De Biënnale van Venetië 2024 – Deel 2

tekst en fotografie Rik Guns

Deel 2 – Zeng Fanzhi (schilder) en Tadao Ando (architect)
een ‘collateral’ expo

‘Near and Far / Now and Then’
Nog tot 30 september 2024
Scuola Grande della Misericordia
Organisatie: Los Angeles County Museum of Art

ZEN ZIJN IN VENETIË

Zeng Fanzhi (1964) is een van de meest succesvolle kunstenaars van China, zeg maar van heel Azië. Tijdens de Biënnale kan je recent werk van hem bewonderen in een zogenaamde ‘collateral’ expo. Dat zijn tentoonstellingen, 30 in totaal, die los van de officiële selectie, ergens in de stad, in een historisch gebouw, een verlaten kerk of een museum plaats vinden. Voor de expo van Zeng Fanzhi vormde het budget blijkbaar geen probleem. Dankzij het Los Angeles County Museum of Art (LACMA) kreeg hij een megatentoonstelling in de historische Scuola Grande della Misericordia, een prachtig zestiende-eeuws gebouw. De inrichting werd overgelaten aan Tadao Ando (1941), een wereldberoemd Japans architect. Het resultaat van hun samenwerking is grandioos, onvergetelijk voor een onbevangen bezoeker zoals ik, die voordien nog nooit van de schilder of de architect had gehoord. Ik ga naar de Biënnale om te ontdekken, niet om bevestiging te zien.

Tadao Ando is een minimalist die zich kon uitleven in dit enorme gebouw. Het gelijkvloers wordt beheerst door een magistrale zuilengalerij, voor de rest is er niets dan lege ruimte, 46 m lang, 19 m breed en 10 m hoog en, zoals het een minimalist betaamt, deed Ando er ook niets mee, hij liet de ruimte voor wat ze is, hij verduisterde zelfs de meeste ramen, zodat je als bezoeker verdwijnt in het halfduister en je je aandacht enkel kunt richten op een helverlicht, gigantisch schilderij in de verte vóór je. Eens je bekomen bent van het zicht en je je in een natuurlijke reflex omdraait, zie je een tweede werk van dezelfde omvang aan het andere uiteinde.
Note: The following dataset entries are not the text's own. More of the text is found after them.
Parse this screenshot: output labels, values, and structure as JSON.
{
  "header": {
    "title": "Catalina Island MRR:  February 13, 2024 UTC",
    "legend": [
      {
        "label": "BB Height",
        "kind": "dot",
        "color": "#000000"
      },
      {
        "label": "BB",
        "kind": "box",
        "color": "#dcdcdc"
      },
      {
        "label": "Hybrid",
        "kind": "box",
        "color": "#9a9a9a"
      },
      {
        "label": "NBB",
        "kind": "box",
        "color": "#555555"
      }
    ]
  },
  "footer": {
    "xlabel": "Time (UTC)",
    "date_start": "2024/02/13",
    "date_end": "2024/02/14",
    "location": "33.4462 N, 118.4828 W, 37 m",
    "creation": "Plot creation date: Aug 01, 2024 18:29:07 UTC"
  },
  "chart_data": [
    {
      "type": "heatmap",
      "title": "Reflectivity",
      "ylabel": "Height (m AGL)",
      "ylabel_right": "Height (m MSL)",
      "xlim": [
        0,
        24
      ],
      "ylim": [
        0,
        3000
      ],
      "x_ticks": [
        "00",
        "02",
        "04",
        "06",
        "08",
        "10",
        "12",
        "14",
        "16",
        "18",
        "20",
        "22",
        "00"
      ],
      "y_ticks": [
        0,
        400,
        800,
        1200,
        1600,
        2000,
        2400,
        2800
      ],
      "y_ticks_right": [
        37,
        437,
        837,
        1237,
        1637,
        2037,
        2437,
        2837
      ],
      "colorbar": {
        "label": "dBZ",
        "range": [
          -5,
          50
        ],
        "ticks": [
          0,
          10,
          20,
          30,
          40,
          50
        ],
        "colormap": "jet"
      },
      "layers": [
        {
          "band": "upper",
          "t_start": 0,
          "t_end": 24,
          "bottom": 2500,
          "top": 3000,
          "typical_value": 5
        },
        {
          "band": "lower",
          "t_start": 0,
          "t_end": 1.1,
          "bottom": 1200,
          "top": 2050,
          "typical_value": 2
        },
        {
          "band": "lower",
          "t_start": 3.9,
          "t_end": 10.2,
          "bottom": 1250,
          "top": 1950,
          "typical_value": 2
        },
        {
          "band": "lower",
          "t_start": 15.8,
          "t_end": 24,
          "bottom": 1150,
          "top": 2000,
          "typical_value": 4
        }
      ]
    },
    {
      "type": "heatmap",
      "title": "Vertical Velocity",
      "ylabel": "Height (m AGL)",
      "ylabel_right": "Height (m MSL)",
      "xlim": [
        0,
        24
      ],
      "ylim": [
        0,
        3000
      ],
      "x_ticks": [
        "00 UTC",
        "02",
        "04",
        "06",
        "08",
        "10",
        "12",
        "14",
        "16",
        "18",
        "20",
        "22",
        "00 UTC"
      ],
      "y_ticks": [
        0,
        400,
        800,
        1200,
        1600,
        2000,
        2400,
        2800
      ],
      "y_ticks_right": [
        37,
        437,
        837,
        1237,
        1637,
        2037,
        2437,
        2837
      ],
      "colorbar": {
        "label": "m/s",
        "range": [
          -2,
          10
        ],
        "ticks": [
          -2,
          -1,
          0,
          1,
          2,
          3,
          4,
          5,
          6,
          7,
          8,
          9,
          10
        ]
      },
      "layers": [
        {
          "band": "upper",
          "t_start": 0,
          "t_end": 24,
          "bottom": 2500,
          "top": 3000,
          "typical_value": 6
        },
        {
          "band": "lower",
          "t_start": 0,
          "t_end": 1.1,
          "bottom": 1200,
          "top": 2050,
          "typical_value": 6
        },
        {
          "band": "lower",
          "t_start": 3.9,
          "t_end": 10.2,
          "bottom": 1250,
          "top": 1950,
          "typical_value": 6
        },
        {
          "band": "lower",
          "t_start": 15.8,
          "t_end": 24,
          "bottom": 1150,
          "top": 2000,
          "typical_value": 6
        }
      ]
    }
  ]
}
Twee verlichte schilderijen, elk 4,8 bij 4,8 meter, bestaand uit 16 panelen en verder niets, buiten statige zuilen, in die schemering van 874 m2. Ik kan je verzekeren: het raakt je.

Ik was er de eerste bezoeker van de dag en daar alleen in die enorme ruimte had ik een haast mystieke ervaring.  Het ene werk: ‘Non-Self’, of ‘anatta’ in de boeddhistische leer, betekent onthechting, noodzakelijk om het Nirvana, de Verlichting, het Tijdloze te bereiken. Het werk aan de overzijde: ‘Ephemerality’ verwijst naar het christelijke besef van tijdelijkheid, van waaruit een geloof naar eeuwig leven ontstaat. Twee complementaire filosofieën in een zuilengang van stilte, rust en contemplatie, ik werd er zen van.

Links, Zeng Fanzhi, ‘Ephemerality’, 2019–2023, olie op canvas, 480 x 480 cm
Rechts, Zeng Fanzhi, ‘Non-Self’, olie op canvas, 2019-2023, 480 x 480 cm

Naarmate ik dichter bij het werk ‘Non-Self’ kwam, leek het op grotwoningen, nissen, impressionistisch geschilderd, kleurrijk maar toch gedempt. Maar toen ik er met mijn neus voor stond, ging er een nieuwe wereld voor me open: pointillistisch, maar impasto, nat-in-nat, met ontelbaar verschillende heldere pigmenten, extreem gecontroleerd geschilderd, geen spat te veel,  op sommige plaatsen is het canvas nog te zien, een levende cursus kleurentheorie, een ode aan de materialiteit van de olieverf, de pure abstractie van in elkaar overvloeiende helle pigmenten die vanop afstand een figuratief beeld vormen dat heerlijk zacht is, mystiek en vol diepte. Ik vond en vind het indrukwekkend, telkens ik ernaar kijk.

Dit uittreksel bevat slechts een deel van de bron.